De plus, pour établir l’écart marqué défini au paragraphe 33.1(1), deux faits doivent être prouvés :

Premièrement, la personne doit être dans un état d’intoxication volontaire qui la rend inconsciente de sa conduite ou incapable de se maîtriser. Deuxièmement, l’acte violent doit avoir été commis alors qu’elle se trouvait dans cet état. Il faut voir ces éléments, non pas comme une faute, mais comme des conditions à remplir pour engager la responsabilité, étant donné que ni l’un ni l’autre de ces éléments ne fait intervenir une norme de négligence criminelle 20.

1.2.3 R. c. Brown (2022)

Dans l’affaire R. c. Brown, la CSC devait se prononcer sur la constitutionnalité de l’article 33.1 du Code

à la lumière, d’une part, des principes de justice fondamentale et de la présomption d’innocence garantis à l’accusé par l’art. 7 et l’al. 11d) de la Charte canadienne des droits et libertés et, d’autre part, de l’objectif du Parlement de protéger les victimes – en particulier les femmes et les enfants – des actes de violence commis par des individus en état d’intoxication et d’obliger les auteurs de ces violences à répondre de leurs actes 21.

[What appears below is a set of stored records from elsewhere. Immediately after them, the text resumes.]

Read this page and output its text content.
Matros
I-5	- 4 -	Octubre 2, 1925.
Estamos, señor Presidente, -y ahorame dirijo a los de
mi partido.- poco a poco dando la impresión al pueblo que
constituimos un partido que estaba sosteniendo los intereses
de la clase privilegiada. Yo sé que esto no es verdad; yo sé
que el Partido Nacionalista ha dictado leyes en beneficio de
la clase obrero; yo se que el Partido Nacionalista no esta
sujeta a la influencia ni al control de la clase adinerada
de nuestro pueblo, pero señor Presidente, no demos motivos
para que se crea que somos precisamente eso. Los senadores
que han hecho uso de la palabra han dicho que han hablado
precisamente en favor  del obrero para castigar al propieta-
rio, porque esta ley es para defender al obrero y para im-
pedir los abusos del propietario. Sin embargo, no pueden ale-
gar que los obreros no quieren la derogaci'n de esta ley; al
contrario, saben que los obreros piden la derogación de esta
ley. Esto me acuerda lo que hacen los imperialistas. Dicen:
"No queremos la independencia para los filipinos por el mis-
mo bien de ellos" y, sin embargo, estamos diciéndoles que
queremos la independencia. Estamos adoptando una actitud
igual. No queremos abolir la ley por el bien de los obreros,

Elle devait se pencher plus particulièrement sur

les circonstances dans lesquelles les personnes accusées de certains crimes violents peuvent invoquer l’intoxication extrême volontaire pour démontrer qu’elles n’avaient pas l’intention générale ou la volonté habituellement requise pour justifier une déclaration de culpabilité et une peine 22.

Le 13 mai 2022, la CSC a rendu une décision unanime dans laquelle elle a conclu que l’article 33.1 du Code enfreignait l’article 7 et l’alinéa 11d) de la Charte et que ces violations n’étaient pas justifiées en vertu de l’article premier de la Charte. Elle a donc déclaré l’article 33.1 du Code inconstitutionnel et inopérant 23. Le même jour, elle a aussi rendu sa décision dans l’affaire R. c. Sullivan, dans laquelle elle a appliqué l’arrêt Brown 24.

Signalons toutefois que la CSC a confirmé dans l’arrêt Brown que

la règle selon laquelle l’intoxication ne constitue pas un moyen de défense opposable aux crimes d’intention générale [telles les voies de fait ou l’agression sexuelle] n’est pas touchée par le présent pourvoi, sauf dans les cas d’intoxication s’apparentant à l’automatisme 25.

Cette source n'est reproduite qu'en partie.